Letting anyone contribute to the site guarantees that result. Consider an excerpt from a Wikipedia entry about the League of the South, a hate group that promotes white supremacy.

The League of the South is a nationalist and secessionist organization headquartered in the Southern United States with chapters and members in a majority of states nationwide. Its leader is Michael Hill. It advocates for the South and Southern heritage in the realms of political and social discourse and over time the League hopes to achieve greater autonomy for the South either within a revived constitutional federalism in the United States or as an independent nation. Secession is openly discussed as leverage in order to secure many of the same rights Quebec has won through its own secession movement in the federation of Canada.
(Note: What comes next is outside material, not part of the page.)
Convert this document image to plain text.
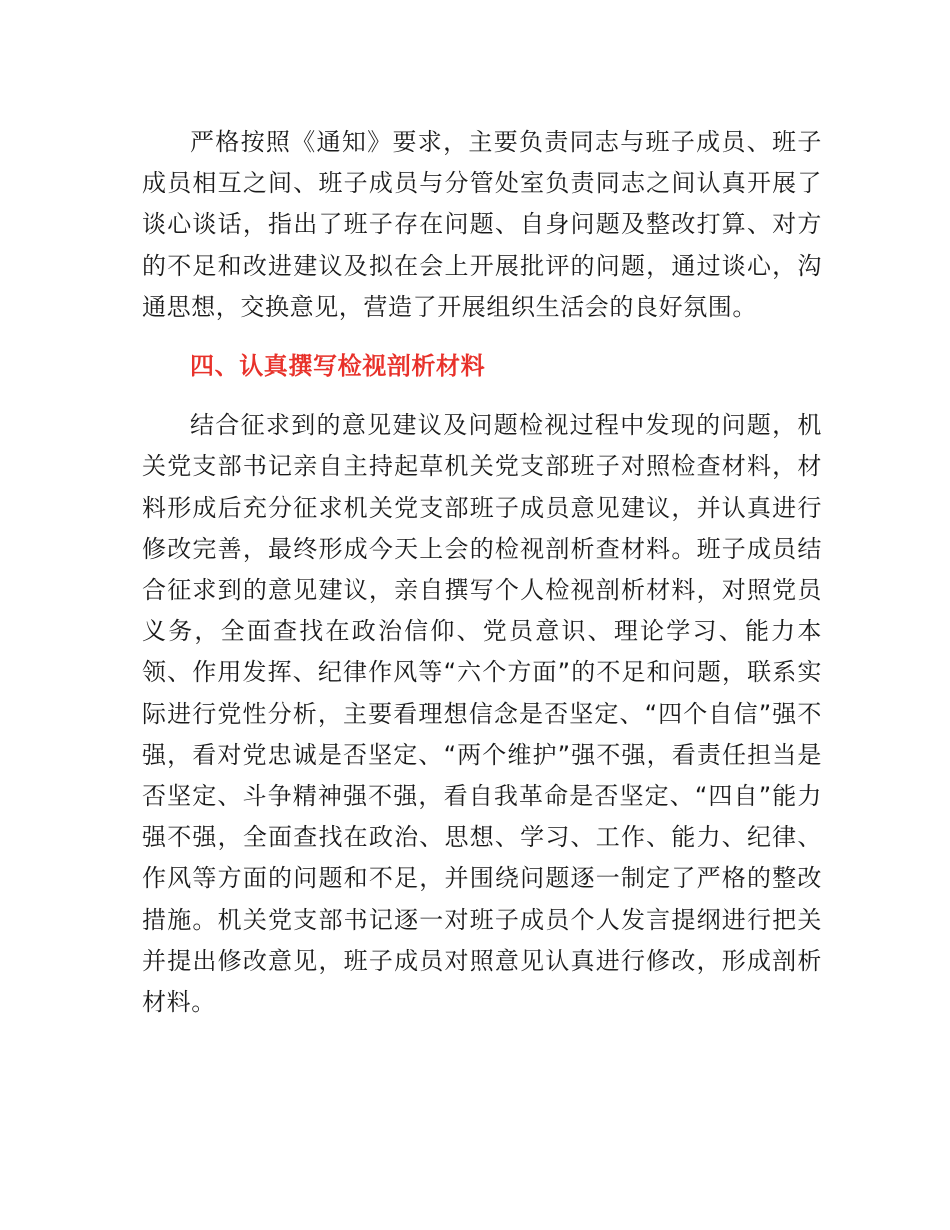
严格按照《通知》要求，主要负责同志与班子成员、班子成员相互之间、班子成员与分管处室负责同志之间认真开展了谈心谈话，指出了班子存在问题、自身问题及整改打算、对方的不足和改进建议及拟在会上开展批评的问题，通过谈心，沟通思想，交换意见，营造了开展组织生活会的良好氛围。

四、认真撰写检视剖析材料

结合征求到的意见建议及问题检视过程中发现的问题，机关党支部书记亲自主持起草机关党支部班子对照检查材料，材料形成后充分征求机关党支部班子成员意见建议，并认真进行修改完善，最终形成今天上会的检视剖析查材料。班子成员结合征求到的意见建议，亲自撰写个人检视剖析材料，对照党员义务，全面查找在政治信仰、党员意识、理论学习、能力本领、作用发挥、纪律作风等“六个方面”的不足和问题，联系实际进行党性分析，主要看理想信念是否坚定、“四个自信”强不强，看对党忠诚是否坚定、“两个维护”强不强，看责任担当是否坚定、斗争精神强不强，看自我革命是否坚定、“四自”能力强不强，全面查找在政治、思想、学习、工作、能力、纪律、作风等方面的问题和不足，并围绕问题逐一制定了严格的整改措施。机关党支部书记逐一对班子成员个人发言提纲进行把关并提出修改意见，班子成员对照意见认真进行修改，形成剖析材料。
Politically, the League of the South defies normal definitions of Left and Right, being further right than Edmund Burke and further left than Karl Marx. Despite this paradox, it may be best characterized as Southern traditionalist, advocating both for greater political and cultural autonomy for the South against the dual onslaught of centralized government and global capitalism. The League proposes to build a new society on a foundation of government centered in communities, accountable to the people, and with an economy of self-sufficient farms and small businesses.

Read the rest of the entry and you will discover it continues in the same vein. An uninformed reader might think that the LOS is a group seeking a bucolic, agrarian future. There are only hints that the LOS seeks to divorce the South from the rest of America so that a white, Christian theocracy can be established. In that new nation women, nonwhites, and non-Christians would be deprived of civil and political rights. Considering that the League is one of the largest hate groups in the country, one would expect a more objective description. Instead, Wikipedia readers are treated to an entry written by Michael Hill, the president of the League of the South.

Wikipedia can be considered an acceptable source for basic information. I would trust it to tell me the difference between Fahrenheit and centigrade or to explain the metric system. But, a reader would be foolish to take a source with no safeguards to prevent bias seriously in regard to complex topics. Nor is the quality of much of the writing at Wikipedia equal to even the eigth-grade education standard of most newspapers. Reasonably priced encyclopedia software is available for both Windows and Macintosh computers. Encyclopedias also offer some access online, as do most mainstream newspapers and magazines. If you care about the accuracy of the information you disseminate, those fact-checked, usually reliable sources should be first among non-equals.

Reasonably related

This entry is not an endorsement of Pajamas Media. I believe it is intended to be another source for disseminating Right Wing opinion on the Internet.